震災直後に除染の基準となる空間線量や食品の基準値を決めた。十年がたった今、改めて基準となる空間線量あるいは食品基準値の考え方、この時点で改めてその考え方を専門的に評価、判断してもらいたいと思います。復興の区切りの十年目に向けて、リスコミの強化の観点から正しい理解、対応が必要だと考えます。
復興大臣就任後、私はすぐに、放射線、放射能の影響などについてできるだけわかりやすく、正しく理解してもらおうと思い、各省庁、特に専門家の意見も聞いて、放射線リスクに関する基礎的情報をまとめました。その中で、ICRPの考え方、事故直後あるいは事故が収束した段階、それぞれの段階に応じた考え方も示しています。その意味で、事故直後に講じた措置については、当時の考え方、そしてその後の推移を含めて総点検し、現段階の評価や考え方を改めて整理をすべきではないかと思います。
二つの問題を提起したいと思います。
除染などの実施基準となる空間線量の考え方と食品基準値の考え方。この九年間で、放射性物質のメカニズムを含め、科学的知見は相当蓄積された。科学的知見に基づいて正しい理解を求めていく。科学的エビデンスに基づいて、科学的、合理的な政策につなげていく。コロナ対応でも問われているのは、科学と政策、科学的エビデンスに基づく政策だと私は思う。

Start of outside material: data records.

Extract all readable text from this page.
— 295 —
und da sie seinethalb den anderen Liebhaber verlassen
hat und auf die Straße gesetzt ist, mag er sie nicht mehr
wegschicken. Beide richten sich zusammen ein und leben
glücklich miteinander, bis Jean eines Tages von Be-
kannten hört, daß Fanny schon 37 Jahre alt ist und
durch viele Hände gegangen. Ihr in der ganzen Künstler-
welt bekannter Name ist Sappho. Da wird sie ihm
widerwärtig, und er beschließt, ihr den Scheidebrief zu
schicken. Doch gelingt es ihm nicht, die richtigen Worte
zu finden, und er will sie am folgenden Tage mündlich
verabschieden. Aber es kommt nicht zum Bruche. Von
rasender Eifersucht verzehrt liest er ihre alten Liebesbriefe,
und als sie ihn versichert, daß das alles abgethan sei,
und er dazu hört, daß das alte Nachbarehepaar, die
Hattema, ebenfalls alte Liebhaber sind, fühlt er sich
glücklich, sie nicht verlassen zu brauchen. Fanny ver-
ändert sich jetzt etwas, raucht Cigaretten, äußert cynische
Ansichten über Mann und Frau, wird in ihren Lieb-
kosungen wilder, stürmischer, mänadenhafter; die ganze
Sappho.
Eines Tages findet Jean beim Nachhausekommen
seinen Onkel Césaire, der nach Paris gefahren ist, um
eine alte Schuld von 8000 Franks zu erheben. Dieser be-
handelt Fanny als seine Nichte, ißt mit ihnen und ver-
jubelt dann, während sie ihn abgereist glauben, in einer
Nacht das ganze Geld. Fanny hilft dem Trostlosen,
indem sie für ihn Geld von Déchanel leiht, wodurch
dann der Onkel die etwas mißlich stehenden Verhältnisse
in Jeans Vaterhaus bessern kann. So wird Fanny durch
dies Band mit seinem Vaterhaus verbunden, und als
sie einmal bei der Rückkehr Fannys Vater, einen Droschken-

除染の基準となる空間線量については、年間の被曝線量を一ミリシーベルトと置き、一定の生活パターンを想定し、安全サイドに立って個人が受ける線量を推計し、一時間当たり〇・二三マイクロシーベルトとしています。年間一ミリシーベルトの目標、これはあくまでも長期的な目標であって、健康へ影響するかしないか、危険か危険ではないかの境目ではありません。ガラスバッジで実際の線量を測定すると、〇・二三マイクロシーベルトは実は一マイクロシーベルト程度だと専門家が報告をしています。

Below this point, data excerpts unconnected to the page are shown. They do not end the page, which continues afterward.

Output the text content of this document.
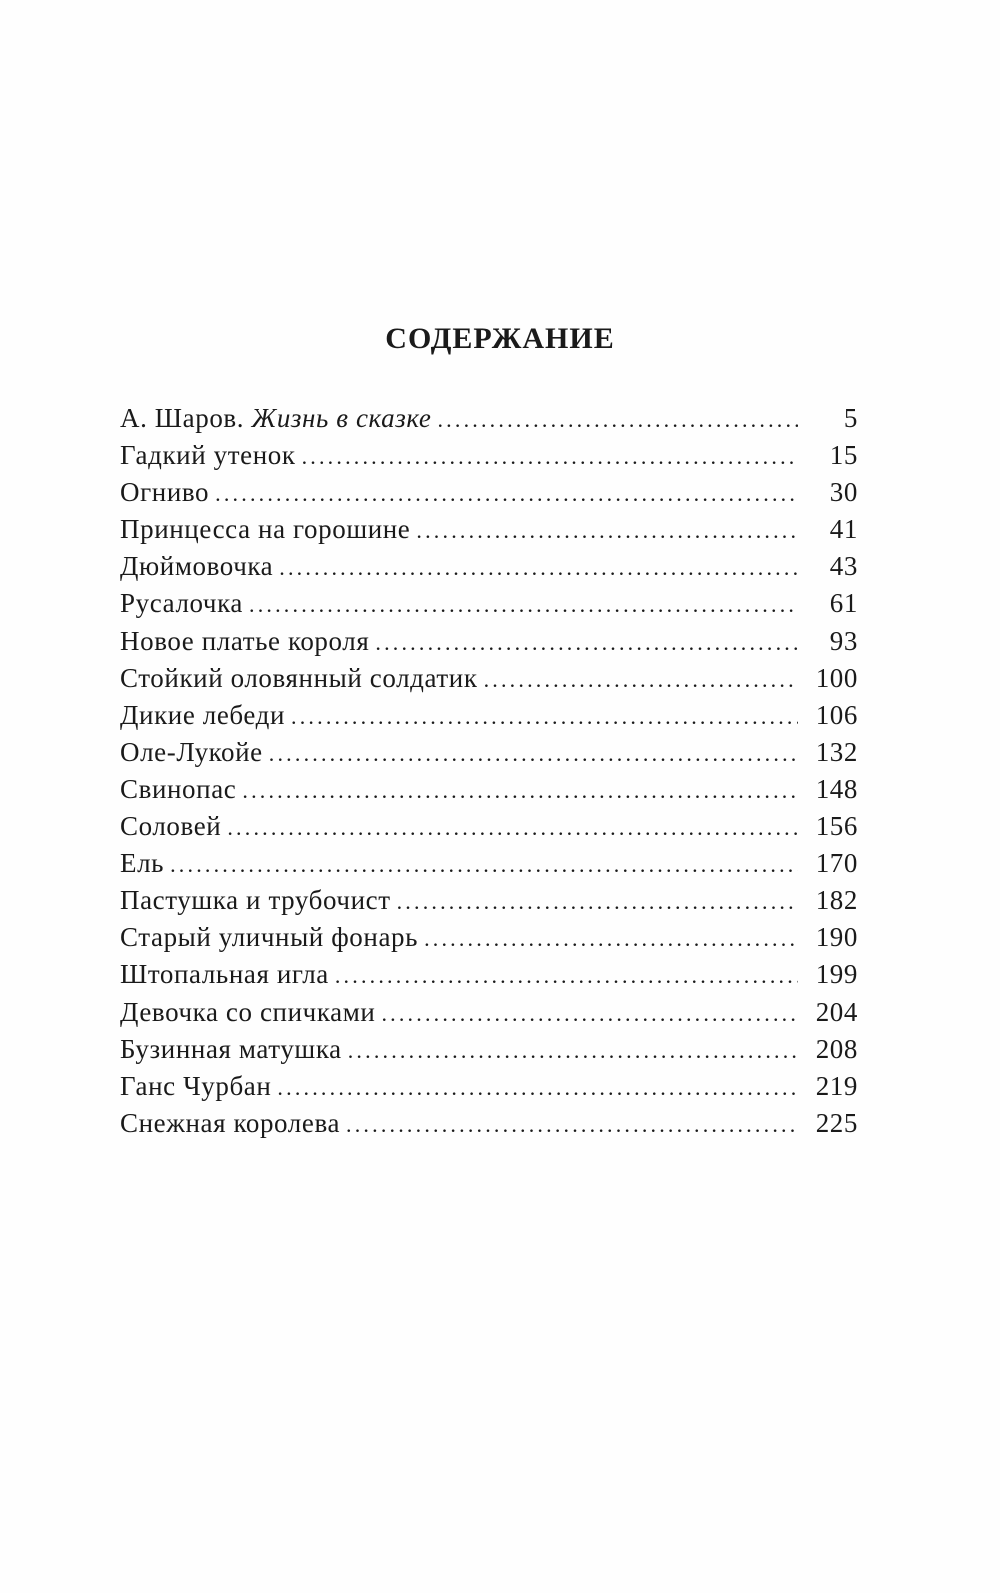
СОДЕРЖАНИЕ
А. Шаров. Жизнь в сказке .....	5
Гадкий утенок .....	15
Огниво .....	30
Принцесса на горошине .....	41
Дюймовочка .....	43
Русалочка .....	61
Новое платье короля .....	93
Стойкий оловянный солдатик .....	100
Дикие лебеди .....	106
Оле-Лукойе .....	132
Свинопас .....	148
Соловей .....	156
Ель .....	170
Пастушка и трубочист .....	182
Старый уличный фонарь .....	190
Штопальная игла .....	199
Девочка со спичками .....	204
Бузинная матушка .....	208
Ганс Чурбан .....	219
Снежная королева .....	225
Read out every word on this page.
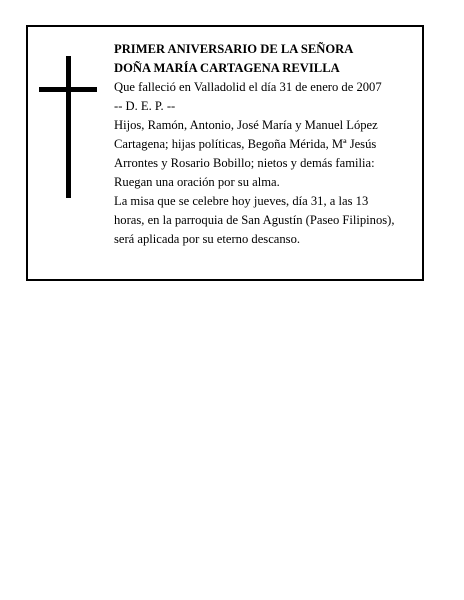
PRIMER ANIVERSARIO DE LA SEÑORA
DOÑA MARÍA CARTAGENA REVILLA
Que falleció en Valladolid el día 31 de enero de 2007
-- D. E. P. --
Hijos, Ramón, Antonio, José María y Manuel López
Cartagena; hijas políticas, Begoña Mérida, Mª Jesús
Arrontes y Rosario Bobillo; nietos y demás familia:
Ruegan una oración por su alma.
La misa que se celebre hoy jueves, día 31, a las 13
horas, en la parroquia de San Agustín (Paseo Filipinos),
será aplicada por su eterno descanso.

国連科学委員会によれば、年間五ミリシーベルト以上の地域に世界では一千万人が住んでいる。食品中の放射性物質の基準値についても、事故直後、一般食品で五百ベクレル、一年後の二〇一二年四月に百ベクレルに引き下げられました、キログラム当たり。民間事業者の中には、引き下げた基準を更に下回る実施基準を設けているところもある。
資料に「ベクレルの嘆き」という資料をお配りしてあります。この記事によれば、食品に含まれる放射性セシウムの許容線量を厳しくした際の厚生労働大臣の小宮山洋子氏は、暫定基準の年間五ミリシーベルトでも安全は確保されていたが、安心してもらうために年間一ミリシーベルトにしなければならなかった、最後は私の政治判断だと述べておられます。

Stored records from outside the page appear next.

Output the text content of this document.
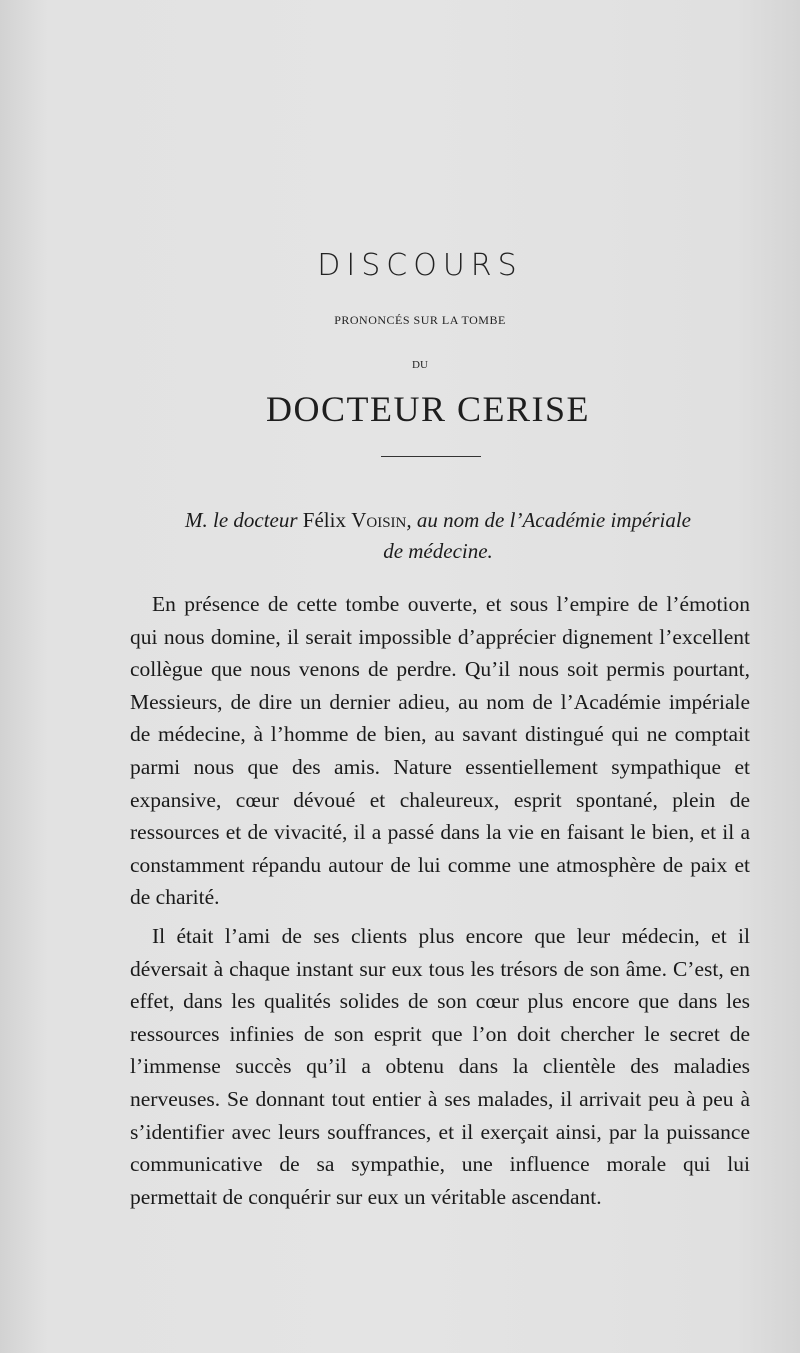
DISCOURS
PRONONCÉS SUR LA TOMBE
DU
DOCTEUR CERISE
M. le docteur Félix Voisin, au nom de l’Académie impériale
de médecine.

En présence de cette tombe ouverte, et sous l’empire de l’émotion qui nous domine, il serait impossible d’apprécier dignement l’excellent collègue que nous venons de perdre. Qu’il nous soit permis pourtant, Messieurs, de dire un dernier adieu, au nom de l’Académie impériale de médecine, à l’homme de bien, au savant distingué qui ne comptait parmi nous que des amis. Nature essentiellement sympathique et expansive, cœur dévoué et chaleureux, esprit spontané, plein de ressources et de vivacité, il a passé dans la vie en faisant le bien, et il a constamment répandu autour de lui comme une atmosphère de paix et de charité.

Il était l’ami de ses clients plus encore que leur médecin, et il déversait à chaque instant sur eux tous les trésors de son âme. C’est, en effet, dans les qualités solides de son cœur plus encore que dans les ressources infinies de son esprit que l’on doit chercher le secret de l’immense succès qu’il a obtenu dans la clientèle des maladies nerveuses. Se donnant tout entier à ses malades, il arrivait peu à peu à s’identifier avec leurs souffrances, et il exerçait ainsi, par la puissance communicative de sa sympathie, une influence morale qui lui permettait de conquérir sur eux un véritable ascendant.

一ミリシーベルトは、食品の国際基準を策定しているコーデックス委員会の資料に沿ったものとされておりますが、食品の基準値を設定するに当たっては、もう一つの要因として占有率という考え方がある。占有率とは、我々が食べるものの中で、放射性物質を含む食品の割合。
日本が食品の基準値を設定するに当たって参考としたコーデックス委員会では、この占有率は一〇%。一〇%の背景は、世界各国の主食の平均輸入率が一〇%であり、汚染された地域のみから主食を輸入していると仮定したものであります。これに対して、日本は、食料自給率を約五〇%として、国内の食品その全てが汚染されている、言いかえれば、日本全土が汚染されているという前提で占有率を五〇%としました。
この点について、私は当時から疑問を持っておりました。なぜなら、二〇一二年の四月一日なら、原発事故によってどれだけの放射性物質が日本のどれだけの地域に広がっていたのか、当時であっても既に確認されておりました。日本は原発事故を起こした国だからという理由で、日本国内の食品の全てが放射性物質を含むと仮定すること、特定の地域の事象を国全体に広げて国内の占有率を一〇〇%とすることは、果たして科学的、合理的か、論理が飛躍しているのではないか、今でも私は率直に言って疑問です。
このある意味厳し過ぎる基準で、いまだに福島県では原木シイタケの出荷が制限されている。山菜もほとんど百ベクレルを超えるものはありませんが、一つでも百ベクレルを超えるものが出たら出荷制限。山の幸を売り物にする中山間地域の道の駅、山の幸が、山の恵みが売れない。山林も制限がかかっている地域もある。豊かな山が生かせない。質の高い福島の牛肉も、震災前に比べ二割程度下がっていると聞きます。一次産業はいまだに大きな打撃を受けている。私は政策判断の基本は科学がベースにあるべきだと思う。コロナ問題もまさに科学的エビデンスに基づいた政策をどう打ち出すかが問われている。
ここで質問します。
放射線審議会の事務局たる原子力規制庁に聞きたい。放射線審議会で、空間線量と個人線量の関係、あるいは食品基準値の検証作業を進めたと聞いておりますが、どう検証されたのか伺いたいと思います。